For what it's worth, here is some advice from someone who flipped a tassel decades ago and started a writing career (hold onto your mortar board) using a typewriter:
Take control of your steering wheel.
Since your birth, you have been directed, guided and consoled by well-meaning parents, grandparents, guidance counselors, teachers and...that one goofball uncle.
They have helped steer you along your path. If you were lucky enough, they also pulled you from the berm when you veered off (hopefully not because you were texting).
What you do - and how you do it - is now on you, and only you. Others can give you advice and support. But they cannot make your decisions.
They also cannot - nor will not - be responsible for your actions. Ask any first-year law student. "My Facebook Friend told me it was OK..." is not an admissible defense in court.
Also, when you apply for a job, dress appropriately for the interview. Keep your butt crack and boobs hidden. You are not heading out to the clubs.
And when you get that first job, it's your responsibility to succeed. Show up. Show up on time. Show up on time and ready to work. Earn your pay.
Understand that respect is earned, not commanded.
Malcontents complain about being disrespected. But how can you be "dis"respected if you weren't respected in the first place? As Spock says: "It's not logical."
Respect contains three primary ingredients: conduct, motive and integrity.
If you act like an ass, don't be shocked when you are treated like one. If you act only on your behalf, you will live a lonely life. If you step on people to get ahead, one of them will eventually break your ankle.
Without getting too pious, you need to read and live the passage about "Do unto others..." It works.
Don't pattern your life after Kanye West or any of the Kardashians. You will look like a fool.
Know and understand the difference between "Want" and "Need".

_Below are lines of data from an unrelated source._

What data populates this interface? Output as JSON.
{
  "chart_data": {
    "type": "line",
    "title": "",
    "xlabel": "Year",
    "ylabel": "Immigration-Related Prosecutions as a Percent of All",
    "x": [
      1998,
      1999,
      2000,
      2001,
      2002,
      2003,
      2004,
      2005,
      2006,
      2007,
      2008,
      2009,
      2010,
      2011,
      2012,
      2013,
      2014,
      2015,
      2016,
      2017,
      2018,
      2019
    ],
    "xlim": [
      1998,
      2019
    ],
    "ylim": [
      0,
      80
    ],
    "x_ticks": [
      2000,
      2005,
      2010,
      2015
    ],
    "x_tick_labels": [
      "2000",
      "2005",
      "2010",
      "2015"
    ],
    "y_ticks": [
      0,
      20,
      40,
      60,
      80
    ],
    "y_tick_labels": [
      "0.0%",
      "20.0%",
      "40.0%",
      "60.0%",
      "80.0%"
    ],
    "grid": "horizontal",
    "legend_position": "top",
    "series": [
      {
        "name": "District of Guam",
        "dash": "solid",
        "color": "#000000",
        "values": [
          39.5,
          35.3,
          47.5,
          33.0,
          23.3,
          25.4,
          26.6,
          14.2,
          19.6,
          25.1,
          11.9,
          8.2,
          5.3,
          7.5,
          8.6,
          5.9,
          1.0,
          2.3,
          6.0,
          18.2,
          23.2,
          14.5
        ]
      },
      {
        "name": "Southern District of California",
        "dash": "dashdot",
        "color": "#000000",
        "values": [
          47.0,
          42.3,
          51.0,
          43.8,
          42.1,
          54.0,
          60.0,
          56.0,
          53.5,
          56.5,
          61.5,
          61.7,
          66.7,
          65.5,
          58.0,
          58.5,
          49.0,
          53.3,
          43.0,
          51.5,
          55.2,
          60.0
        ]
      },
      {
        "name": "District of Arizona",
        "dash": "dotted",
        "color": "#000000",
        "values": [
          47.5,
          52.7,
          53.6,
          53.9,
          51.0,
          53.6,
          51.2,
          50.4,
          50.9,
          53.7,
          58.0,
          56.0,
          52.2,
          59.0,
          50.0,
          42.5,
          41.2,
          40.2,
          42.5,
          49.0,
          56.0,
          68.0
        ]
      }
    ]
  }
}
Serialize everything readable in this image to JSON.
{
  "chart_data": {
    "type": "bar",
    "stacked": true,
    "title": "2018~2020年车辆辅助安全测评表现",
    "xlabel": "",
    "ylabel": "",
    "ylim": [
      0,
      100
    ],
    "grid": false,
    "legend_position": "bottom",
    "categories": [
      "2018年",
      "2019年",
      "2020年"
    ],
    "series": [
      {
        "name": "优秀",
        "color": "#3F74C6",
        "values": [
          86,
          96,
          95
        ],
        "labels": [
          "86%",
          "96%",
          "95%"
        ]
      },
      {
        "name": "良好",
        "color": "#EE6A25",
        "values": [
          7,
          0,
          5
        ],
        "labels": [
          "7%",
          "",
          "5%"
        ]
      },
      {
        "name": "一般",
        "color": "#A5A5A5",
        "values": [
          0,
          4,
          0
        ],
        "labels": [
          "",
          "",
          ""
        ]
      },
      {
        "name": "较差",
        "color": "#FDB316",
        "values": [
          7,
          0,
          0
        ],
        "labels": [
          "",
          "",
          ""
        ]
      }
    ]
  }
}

Everyone wants a new house. But you only need an apartment to get started.
Everyone wants to be a vice president. But you start with an entry-level position where you prove your value -- and get health insurance.
Everyone wants an Escalade. But you need a used Kia with good gas mileage.

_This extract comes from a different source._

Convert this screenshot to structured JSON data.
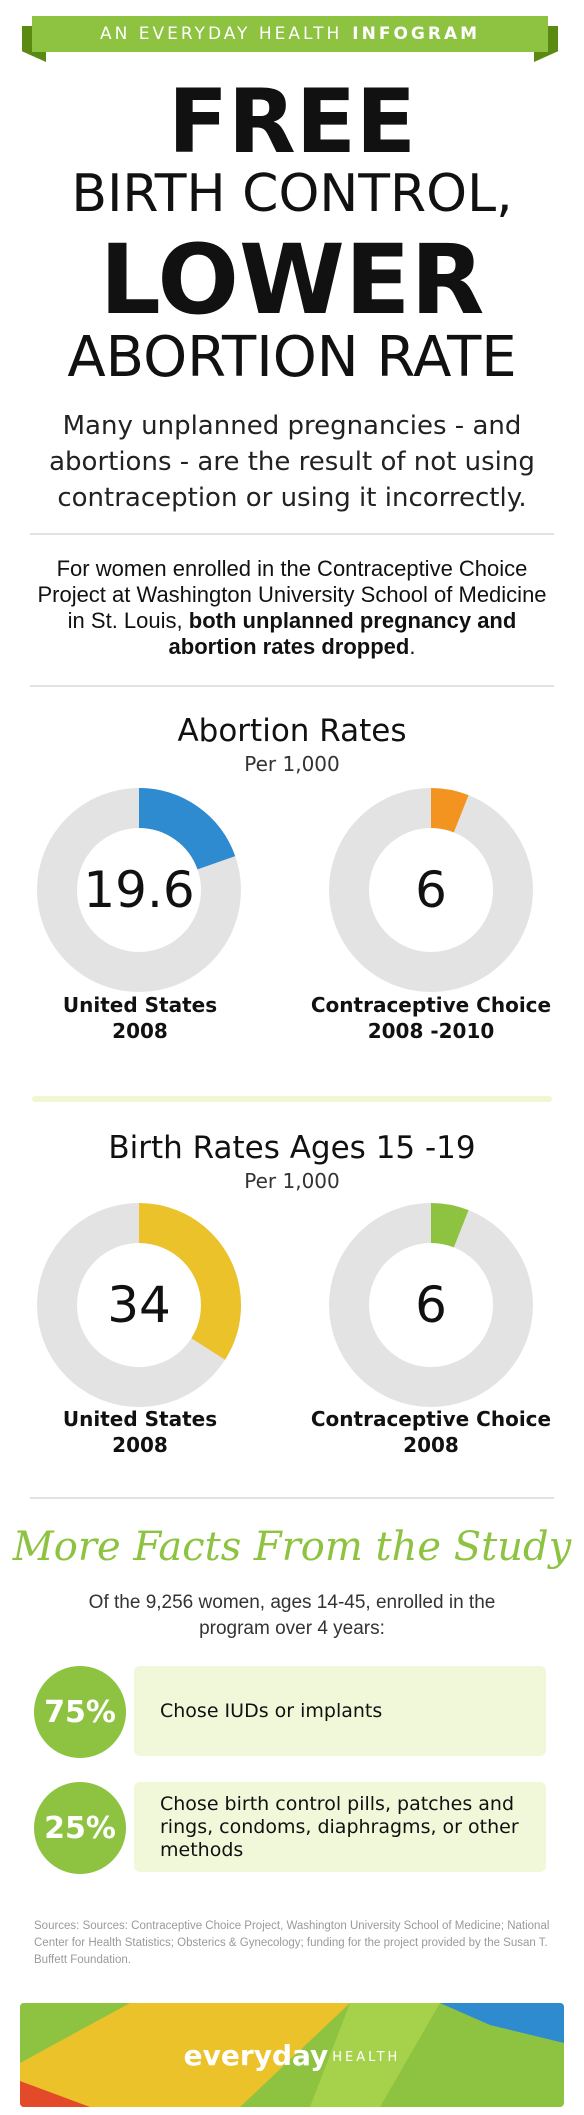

The tug-of-war between "Want" and "Need" causes nearly every economic mishap.
Even in this challenging financial climate, banks like to issue Visa cards with generous lines of credit. If they haven't already, they will send you graphically appealing invitations and emails to join their elite credit clubs.
Remember, though, if you miss a payment for any reason (forgot the due date, spent cash instead at a Von Maur shoe sale), the banks will come and get the stuff you bought with their money.
They are funny that way.
Be a learning sponge.
Your education does not stop with your final Final Exam.

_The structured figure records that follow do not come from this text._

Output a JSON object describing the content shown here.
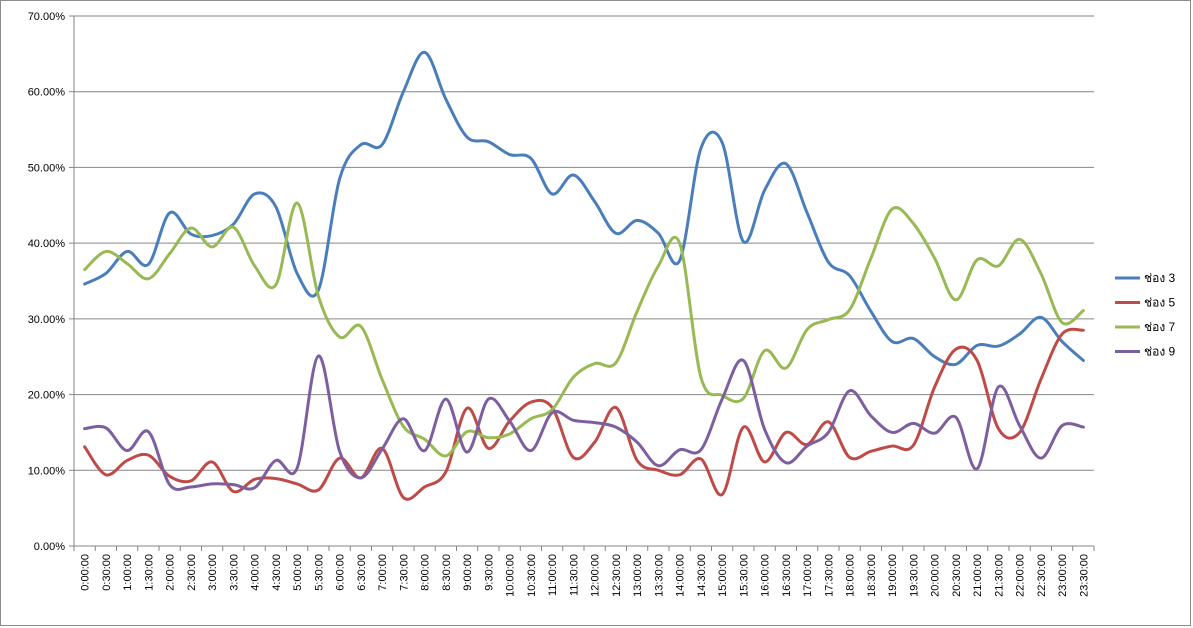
{
  "chart_data": {
    "type": "line",
    "title": "",
    "xlabel": "",
    "ylabel": "",
    "ylim": [
      0,
      70
    ],
    "y_ticks": [
      "0.00%",
      "10.00%",
      "20.00%",
      "30.00%",
      "40.00%",
      "50.00%",
      "60.00%",
      "70.00%"
    ],
    "grid": "horizontal",
    "legend_position": "right",
    "categories": [
      "0:00:00",
      "0:30:00",
      "1:00:00",
      "1:30:00",
      "2:00:00",
      "2:30:00",
      "3:00:00",
      "3:30:00",
      "4:00:00",
      "4:30:00",
      "5:00:00",
      "5:30:00",
      "6:00:00",
      "6:30:00",
      "7:00:00",
      "7:30:00",
      "8:00:00",
      "8:30:00",
      "9:00:00",
      "9:30:00",
      "10:00:00",
      "10:30:00",
      "11:00:00",
      "11:30:00",
      "12:00:00",
      "12:30:00",
      "13:00:00",
      "13:30:00",
      "14:00:00",
      "14:30:00",
      "15:00:00",
      "15:30:00",
      "16:00:00",
      "16:30:00",
      "17:00:00",
      "17:30:00",
      "18:00:00",
      "18:30:00",
      "19:00:00",
      "19:30:00",
      "20:00:00",
      "20:30:00",
      "21:00:00",
      "21:30:00",
      "22:00:00",
      "22:30:00",
      "23:00:00",
      "23:30:00"
    ],
    "series": [
      {
        "name": "ช่อง 3",
        "color": "#4a7ebb",
        "values": [
          34.6,
          36.0,
          38.9,
          37.2,
          44.0,
          41.2,
          41.0,
          42.5,
          46.5,
          44.8,
          36.0,
          33.8,
          48.5,
          53.0,
          53.0,
          60.0,
          65.2,
          59.0,
          54.0,
          53.4,
          51.7,
          51.2,
          46.5,
          49.0,
          45.5,
          41.3,
          43.0,
          41.3,
          37.7,
          52.5,
          53.3,
          40.2,
          47.0,
          50.5,
          44.0,
          37.5,
          35.7,
          31.0,
          27.0,
          27.4,
          25.0,
          24.0,
          26.5,
          26.4,
          28.0,
          30.2,
          27.0,
          24.5
        ]
      },
      {
        "name": "ช่อง 5",
        "color": "#be4b48",
        "values": [
          13.1,
          9.4,
          11.3,
          12.0,
          9.2,
          8.6,
          11.1,
          7.2,
          8.8,
          8.9,
          8.2,
          7.4,
          11.6,
          9.0,
          12.9,
          6.4,
          7.8,
          9.8,
          18.2,
          12.9,
          16.5,
          19.0,
          18.3,
          11.7,
          13.7,
          18.3,
          11.3,
          10.0,
          9.4,
          11.5,
          6.8,
          15.7,
          11.1,
          15.0,
          13.4,
          16.4,
          11.7,
          12.5,
          13.2,
          13.3,
          21.0,
          26.0,
          24.5,
          15.5,
          15.0,
          22.0,
          28.0,
          28.5
        ]
      },
      {
        "name": "ช่อง 7",
        "color": "#98b954",
        "values": [
          36.5,
          38.9,
          37.3,
          35.3,
          38.6,
          42.0,
          39.5,
          42.1,
          37.0,
          34.5,
          45.3,
          33.0,
          27.6,
          29.0,
          22.0,
          15.8,
          14.1,
          11.9,
          15.1,
          14.3,
          14.8,
          16.8,
          18.0,
          22.3,
          24.1,
          24.2,
          31.0,
          37.0,
          40.0,
          22.3,
          19.9,
          19.5,
          25.8,
          23.5,
          28.6,
          29.9,
          31.2,
          38.0,
          44.5,
          42.6,
          38.0,
          32.5,
          37.8,
          37.0,
          40.5,
          36.0,
          29.5,
          31.1
        ]
      },
      {
        "name": "ช่อง 9",
        "color": "#7d5fa0",
        "values": [
          15.5,
          15.6,
          12.6,
          15.1,
          8.1,
          7.8,
          8.2,
          8.1,
          7.7,
          11.3,
          10.3,
          25.1,
          12.5,
          9.0,
          12.8,
          16.8,
          12.6,
          19.4,
          12.4,
          19.4,
          16.5,
          12.6,
          17.6,
          16.6,
          16.3,
          15.7,
          13.7,
          10.6,
          12.7,
          12.7,
          19.4,
          24.5,
          15.4,
          11.0,
          13.2,
          15.0,
          20.5,
          17.2,
          15.0,
          16.2,
          14.9,
          17.0,
          10.2,
          21.0,
          15.9,
          11.6,
          15.9,
          15.7
        ]
      }
    ]
  }
}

You have the chance to learn throughout the rest of your life. Take advantage of each opportunity.
Attend and participate in training seminars. Watch how long-time employees do their jobs successfully. Ask your boss about expectations.
There are "no dumb questions".
Stay atop of technology. Don't let it pass you by.
Learn how the stock market works. Examine your tax bill and hold accountable the politicians who create it.
Go to the library. Take an art class. Shoot pictures of nature. Watch PBS, the Discovery Channel and HGTV.
Read, read, read. And write, write, write.
Value your family.
Friends - especially boyfriends and girlfriends - will come and go. Today's BFF probably will become distant over time, maybe keeping touch on social media.
During life's most challenging and wonderful moments, your family will be most important to you.
It's also important to remember that family isn't necessarily defined by bloodlines.
You can be related by marriage, adoption, partnership or a shared common interest -- like scrapbooking. No matter the link, family members bond by unconditional love and acceptance.
Families survive the test of time. They welcome you when you explore and come back. They forgive when you admit your transgressions. They are happy when you succeed and lift you up when you don't.
Families call when you are sick -- and check in to see if you are having a good day.
Families don't care about your LinkedIn profile. They are proud of you whether you are shoveling dirt or running a Fortune 500 company.
Family raised you, nurtured you and prepared you for this moment. You should be eternally grateful and indebted to them.
Now, go forth. Live, love and learn. Use this gift wisely.